Abstract:
Life forms on the earth have to experience and cope with several diurnal and annual
geophysical cycles such as light and temperature. It is believed that organisms have evolved
mechanisms in order to accomplish the task of synchronizing their behavioral, physiological and
biochemical processes to the periodic environmental cycles (Vaze & Sharma, 2013), through the
evolution of biological timekeeping systems or clocks.
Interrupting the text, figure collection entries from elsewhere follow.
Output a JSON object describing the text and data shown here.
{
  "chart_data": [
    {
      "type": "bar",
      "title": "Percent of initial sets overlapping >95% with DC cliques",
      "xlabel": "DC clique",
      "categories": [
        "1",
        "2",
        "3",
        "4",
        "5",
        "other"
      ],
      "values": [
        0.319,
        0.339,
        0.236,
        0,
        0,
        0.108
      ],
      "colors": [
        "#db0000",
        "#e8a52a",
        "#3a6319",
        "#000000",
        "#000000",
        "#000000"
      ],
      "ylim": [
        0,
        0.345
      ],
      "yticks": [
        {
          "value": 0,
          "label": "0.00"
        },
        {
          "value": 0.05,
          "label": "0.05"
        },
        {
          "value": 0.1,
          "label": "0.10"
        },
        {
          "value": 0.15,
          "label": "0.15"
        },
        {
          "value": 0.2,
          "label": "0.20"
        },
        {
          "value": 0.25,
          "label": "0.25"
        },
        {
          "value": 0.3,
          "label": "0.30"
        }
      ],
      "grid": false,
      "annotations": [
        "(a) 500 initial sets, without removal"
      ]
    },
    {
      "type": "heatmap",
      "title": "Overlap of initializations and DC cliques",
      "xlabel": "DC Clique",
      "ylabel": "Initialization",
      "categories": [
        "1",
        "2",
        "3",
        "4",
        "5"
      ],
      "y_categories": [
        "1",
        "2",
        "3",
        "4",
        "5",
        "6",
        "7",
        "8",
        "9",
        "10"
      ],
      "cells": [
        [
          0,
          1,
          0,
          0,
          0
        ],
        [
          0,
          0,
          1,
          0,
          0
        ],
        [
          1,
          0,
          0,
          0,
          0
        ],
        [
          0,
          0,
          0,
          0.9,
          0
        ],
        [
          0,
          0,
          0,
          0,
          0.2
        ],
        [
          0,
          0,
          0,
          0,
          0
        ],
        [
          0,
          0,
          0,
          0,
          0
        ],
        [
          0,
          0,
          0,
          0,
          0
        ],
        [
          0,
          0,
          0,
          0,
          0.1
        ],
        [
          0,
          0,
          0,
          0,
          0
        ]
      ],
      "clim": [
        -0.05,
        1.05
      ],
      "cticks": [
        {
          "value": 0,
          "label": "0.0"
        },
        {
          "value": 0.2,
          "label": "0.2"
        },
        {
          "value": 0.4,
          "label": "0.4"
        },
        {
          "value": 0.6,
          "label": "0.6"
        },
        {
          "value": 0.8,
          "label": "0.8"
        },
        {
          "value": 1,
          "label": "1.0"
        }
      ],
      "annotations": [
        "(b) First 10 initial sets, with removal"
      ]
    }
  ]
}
Many of the rhythmic phenomena in a
diverse range of organisms have been shown to be regulated endogenously by their clocks
(Pittendrigh, 1960), rather than just a mere response to the periodic variations in the
environmental conditions. Biological oscillators with a periodicity of close to 24 hours (circa =
almost, dian = day) are referred to as circadian clocks. In addition, these oscillators need to need
to satisfy a few criteria in order to be called circadian clocks, such as,
1) they must be endogenously generated
2) they must be self-sustained – i.e., the oscillation must persist (free-run) even in the
absence of any periodic time-cue (or, zeitgeber; zeit = time, geber = giver)
3) they can be synchronized by periodic light/dark cycle by a process known as
‘entrainment’
4) they must be temperature-compensated - the period of the oscillator should remain
unaltered within a physiologically tolerable range of temperatures (Pittendrigh, 1960).